Ice pack - not worth the effort
Ice pack – not worth the effort

Another problem I had was consistently stuck sparges. I suspect the mesh bag was getting bunched up in the cooler’s drain hole. Using my long spoon, I was usually able to move the bag away from the drain and get most of the wort through. I’m sure this effected my efficiency quite a bit. I wasn’t getting the full batch out of each sparge, so I think I ended up doing around 4 batches. The last one was for my secondary small batch.  I just picked up the bag, and squeezed, getting most of the wort out. I think I got about 2 or 3 gallons.

Lauren helping me with the sparging process
Lauren helping me with the sparging process

From this point out, everything went pretty much according to plan. For my small batch, I added 1 cup of strained persimmons that my Grandmother gave me last year, in the last 5 minutes of the boil. As I understand it, adding a fruit adjunct during the boil will provide more aroma than taste. Thus, I plan to add another 2 cups of persimmon during secondary fermentation which should work more to the flavor.  I used a different yeast for the small batch than what was called for in the recipe. I had some saferment ale yeast in the fridge, so I went with that.

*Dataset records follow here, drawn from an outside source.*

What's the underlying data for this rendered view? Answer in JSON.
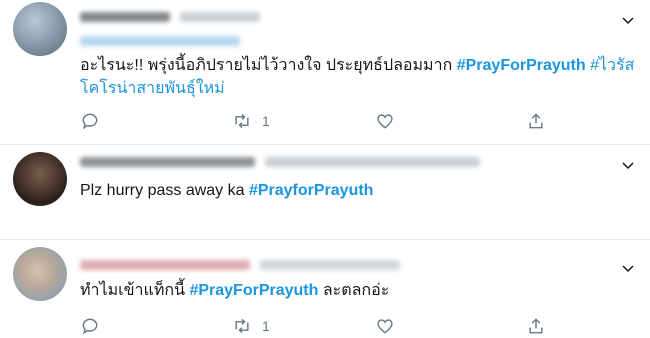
{
  "tweets": [
    {
      "text_main": "อะไรนะ!! พรุ่งนี้อภิปรายไม่ไว้วางใจ ประยุทธ์ปลอมมาก ",
      "hashtag_1": "#PrayForPrayuth",
      "hashtag_2": " #ไวรัส",
      "text_line2": "โคโรน่าสายพันธุ์ใหม่",
      "retweet_count": "1"
    },
    {
      "text_main": "Plz hurry pass away ka ",
      "hashtag_1": "#PrayforPrayuth"
    },
    {
      "text_main": "ทำไมเข้าแท็กนี้ ",
      "hashtag_1": "#PrayForPrayuth",
      "text_after": " ละตลกอ่ะ",
      "retweet_count": "1"
    }
  ],
  "icons": {
    "reply": "reply-icon",
    "retweet": "retweet-icon",
    "like": "heart-icon",
    "share": "share-icon",
    "more": "chevron-down-icon"
  },
  "colors": {
    "hashtag": "#1b95e0",
    "icon": "#657786",
    "divider": "#e6ecf0"
  }
}
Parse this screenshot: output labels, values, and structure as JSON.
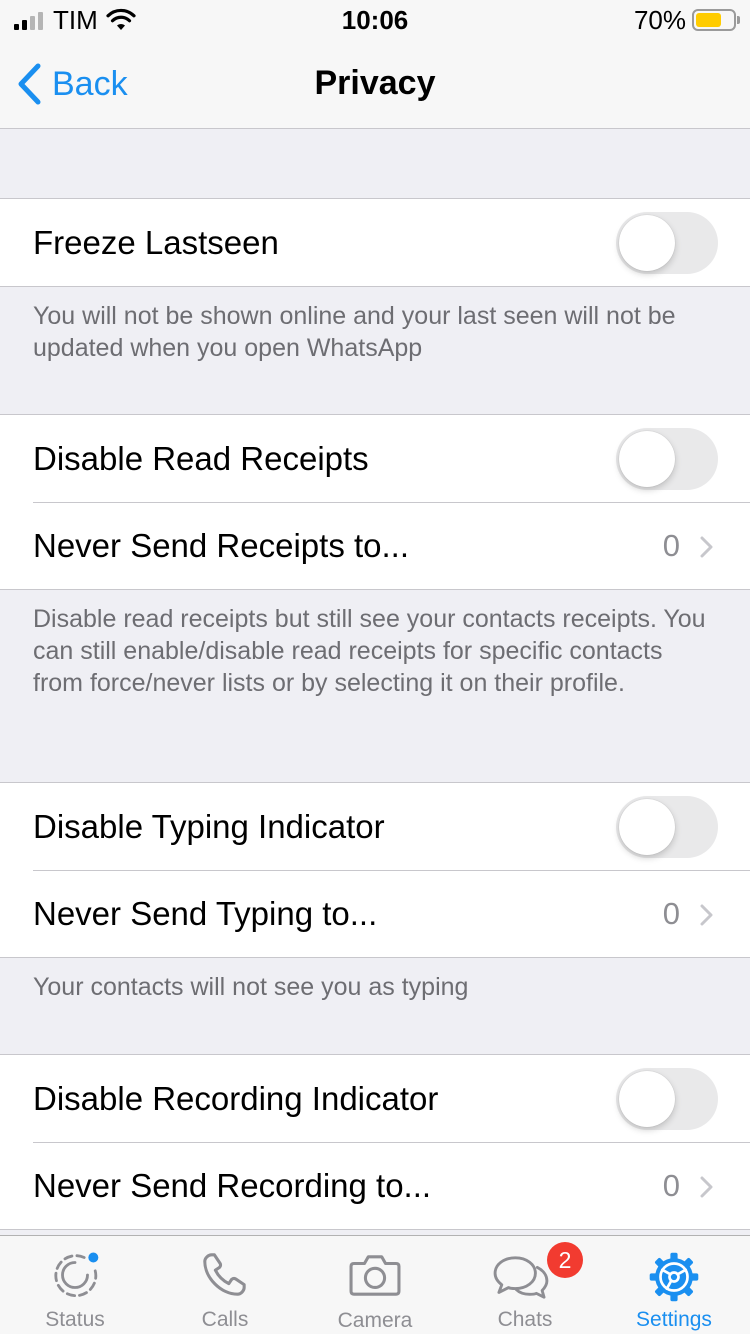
{
  "status_bar": {
    "carrier": "TIM",
    "time": "10:06",
    "battery_percent_label": "70%",
    "battery_level": 0.7,
    "battery_color": "#ffcc00"
  },
  "nav": {
    "back_label": "Back",
    "title": "Privacy",
    "accent_color": "#1a8ff0"
  },
  "sections": {
    "freeze": {
      "toggle_label": "Freeze Lastseen",
      "toggle_on": false,
      "footer": "You will not be shown online and your last seen will not be updated when you open WhatsApp"
    },
    "read_receipts": {
      "toggle_label": "Disable Read Receipts",
      "toggle_on": false,
      "link_label": "Never Send Receipts to...",
      "link_value": "0",
      "footer": "Disable read receipts but still see your contacts receipts. You can still enable/disable read receipts for specific contacts from force/never lists or by selecting it on their profile."
    },
    "typing": {
      "toggle_label": "Disable Typing Indicator",
      "toggle_on": false,
      "link_label": "Never Send Typing to...",
      "link_value": "0",
      "footer": "Your contacts will not see you as typing"
    },
    "recording": {
      "toggle_label": "Disable Recording Indicator",
      "toggle_on": false,
      "link_label": "Never Send Recording to...",
      "link_value": "0"
    }
  },
  "tab_bar": {
    "status": {
      "label": "Status",
      "icon": "status-icon"
    },
    "calls": {
      "label": "Calls",
      "icon": "phone-icon"
    },
    "camera": {
      "label": "Camera",
      "icon": "camera-icon"
    },
    "chats": {
      "label": "Chats",
      "icon": "chat-bubbles-icon",
      "badge": "2"
    },
    "settings": {
      "label": "Settings",
      "icon": "gear-icon",
      "selected": true
    }
  }
}
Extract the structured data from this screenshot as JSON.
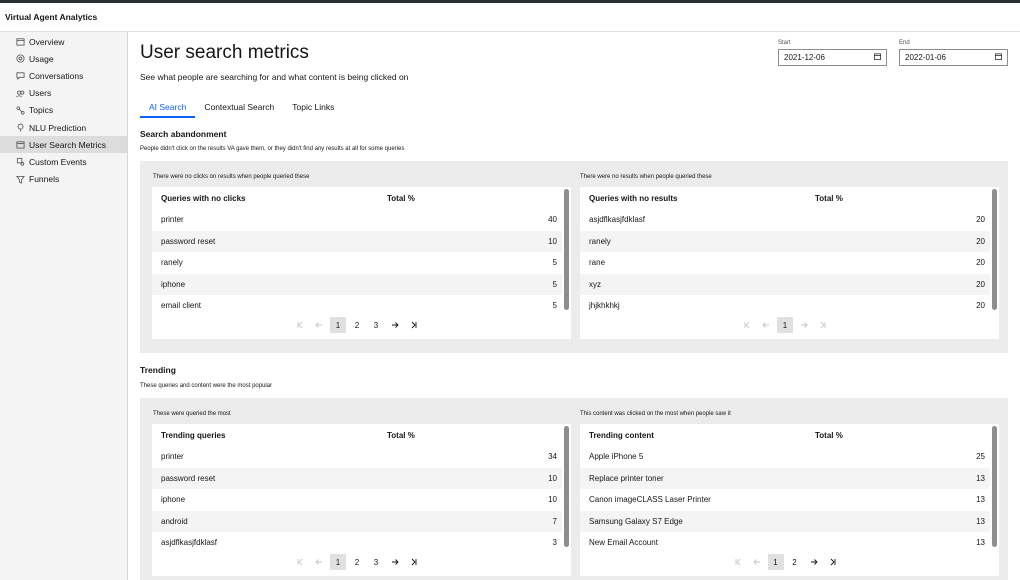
{
  "app": {
    "title": "Virtual Agent Analytics"
  },
  "sidebar": {
    "items": [
      {
        "label": "Overview",
        "icon": "calendar-icon"
      },
      {
        "label": "Usage",
        "icon": "gauge-icon"
      },
      {
        "label": "Conversations",
        "icon": "chat-icon"
      },
      {
        "label": "Users",
        "icon": "users-icon"
      },
      {
        "label": "Topics",
        "icon": "topics-icon"
      },
      {
        "label": "NLU Prediction",
        "icon": "bulb-icon"
      },
      {
        "label": "User Search Metrics",
        "icon": "search-metrics-icon",
        "active": true
      },
      {
        "label": "Custom Events",
        "icon": "custom-events-icon"
      },
      {
        "label": "Funnels",
        "icon": "funnel-icon"
      }
    ]
  },
  "page": {
    "title": "User search metrics",
    "subtitle": "See what people are searching for and what content is being clicked on"
  },
  "dates": {
    "start_label": "Start",
    "start_value": "2021-12-06",
    "end_label": "End",
    "end_value": "2022-01-06"
  },
  "tabs": [
    {
      "label": "AI Search",
      "active": true
    },
    {
      "label": "Contextual Search"
    },
    {
      "label": "Topic Links"
    }
  ],
  "abandonment": {
    "title": "Search abandonment",
    "desc": "People didn't click on the results VA gave them, or they didn't find any results at all for some queries",
    "no_clicks": {
      "desc": "There were no clicks on results when people queried these",
      "col1": "Queries with no clicks",
      "col2": "Total %",
      "rows": [
        {
          "name": "printer",
          "value": "40"
        },
        {
          "name": "password reset",
          "value": "10"
        },
        {
          "name": "ranely",
          "value": "5"
        },
        {
          "name": "iphone",
          "value": "5"
        },
        {
          "name": "email client",
          "value": "5"
        }
      ],
      "pages": [
        "1",
        "2",
        "3"
      ]
    },
    "no_results": {
      "desc": "There were no results when people queried these",
      "col1": "Queries with no results",
      "col2": "Total %",
      "rows": [
        {
          "name": "asjdflkasjfdklasf",
          "value": "20"
        },
        {
          "name": "ranely",
          "value": "20"
        },
        {
          "name": "rane",
          "value": "20"
        },
        {
          "name": "xyz",
          "value": "20"
        },
        {
          "name": "jhjkhkhkj",
          "value": "20"
        }
      ],
      "pages": [
        "1"
      ]
    }
  },
  "trending": {
    "title": "Trending",
    "desc": "These queries and content were the most popular",
    "queries": {
      "desc": "These were queried the most",
      "col1": "Trending queries",
      "col2": "Total %",
      "rows": [
        {
          "name": "printer",
          "value": "34"
        },
        {
          "name": "password reset",
          "value": "10"
        },
        {
          "name": "iphone",
          "value": "10"
        },
        {
          "name": "android",
          "value": "7"
        },
        {
          "name": "asjdflkasjfdklasf",
          "value": "3"
        }
      ],
      "pages": [
        "1",
        "2",
        "3"
      ]
    },
    "content": {
      "desc": "This content was clicked on the most when people saw it",
      "col1": "Trending content",
      "col2": "Total %",
      "rows": [
        {
          "name": "Apple iPhone 5",
          "value": "25"
        },
        {
          "name": "Replace printer toner",
          "value": "13"
        },
        {
          "name": "Canon imageCLASS Laser Printer",
          "value": "13"
        },
        {
          "name": "Samsung Galaxy S7 Edge",
          "value": "13"
        },
        {
          "name": "New Email Account",
          "value": "13"
        }
      ],
      "pages": [
        "1",
        "2"
      ]
    }
  }
}
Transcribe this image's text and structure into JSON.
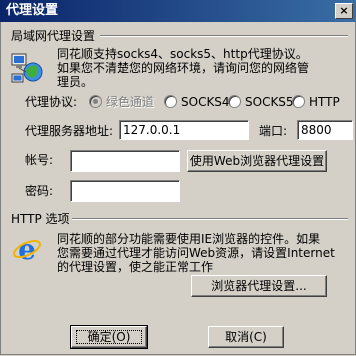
{
  "window": {
    "title": "代理设置",
    "close_label": "×"
  },
  "lan": {
    "group_label": "局域网代理设置",
    "description_line1": "同花顺支持socks4、socks5、http代理协议。",
    "description_line2": "如果您不清楚您的网络环境，请询问您的网络管",
    "description_line3": "理员。",
    "protocol_label": "代理协议:",
    "protocol_options": [
      "绿色通道",
      "SOCKS4",
      "SOCKS5",
      "HTTP"
    ],
    "selected_protocol": "绿色通道",
    "server_label": "代理服务器地址:",
    "server_value": "127.0.0.1",
    "port_label": "端口:",
    "port_value": "8800",
    "account_label": "帐号:",
    "account_value": "",
    "password_label": "密码:",
    "password_value": "",
    "use_web_proxy_button": "使用Web浏览器代理设置"
  },
  "http": {
    "group_label": "HTTP 选项",
    "description_line1": "同花顺的部分功能需要使用IE浏览器的控件。如果",
    "description_line2": "您需要通过代理才能访问Web资源，请设置Internet",
    "description_line3": "的代理设置，使之能正常工作",
    "browser_proxy_button": "浏览器代理设置..."
  },
  "footer": {
    "ok_label": "确定(O)",
    "cancel_label": "取消(C)"
  }
}
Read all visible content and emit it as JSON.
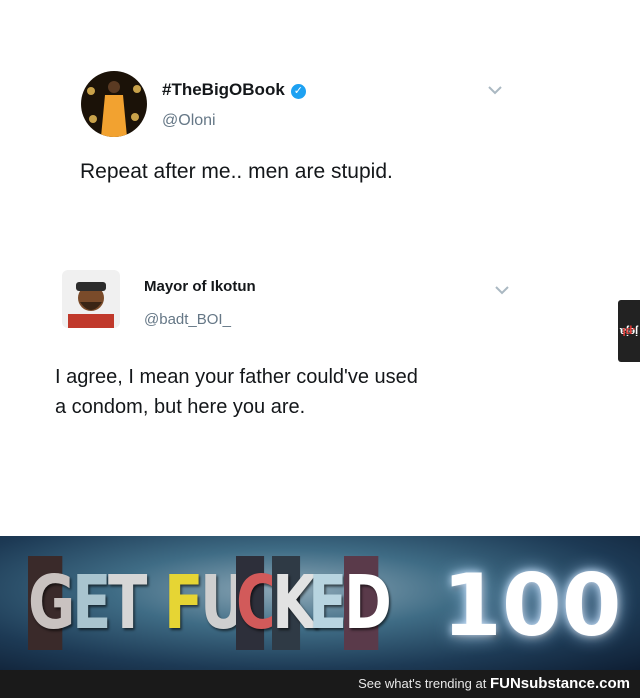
{
  "tweet1": {
    "display_name": "#TheBigOBook",
    "handle": "@Oloni",
    "text": "Repeat after me.. men are stupid."
  },
  "tweet2": {
    "display_name": "Mayor of Ikotun",
    "handle": "@badt_BOI_",
    "text_line1": "I agree, I mean your father could've used",
    "text_line2": "a condom, but here you are."
  },
  "side_watermark": {
    "main": "jeja",
    "suffix": ".pl"
  },
  "banner": {
    "letters": [
      "G",
      "E",
      "T",
      " ",
      "F",
      "U",
      "C",
      "K",
      "E",
      "D"
    ],
    "score": "100"
  },
  "footer": {
    "prefix": "See what's trending at ",
    "brand_bold": "FUN",
    "brand_rest": "substance.com"
  },
  "colors": {
    "verified": "#1da1f2",
    "handle": "#657786",
    "footer_bg": "#1a1a1a"
  }
}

Persimmon slurry from Grandma
Persimmon slurry from Grandma

Having never done an actual beer, I wasn’t sure what to expect in regards to primary fermentation activity. What I witnessed was fairly tame, peaking at the first and second days of fermentation. Now, two weeks later, there is no visible activity. This seems like a pretty short time, but I suppose only a gravity measurement will tell. FWIW, my post boil gravity showed an ~80% brew house efficiency. I don’t know if I believe that calculation. Also notable, the coarse mesh bag didn’t do as good a job filtering as I’d hoped. There was quite a bit of traub, and even after careful racking, there’s a lot of sediment in the bottom of the fermenters. I’m going to have to add some kind of filtering step, but I’m not sure how short of buying a pump and force filtering, which is kind of out of the budget.

I’ll probably rack the main batch to a keg this weekend for a long secondary fermentation, and add the remaining persimmon to the small batch and let it go for a while before kegging. Watch for a result update in the future.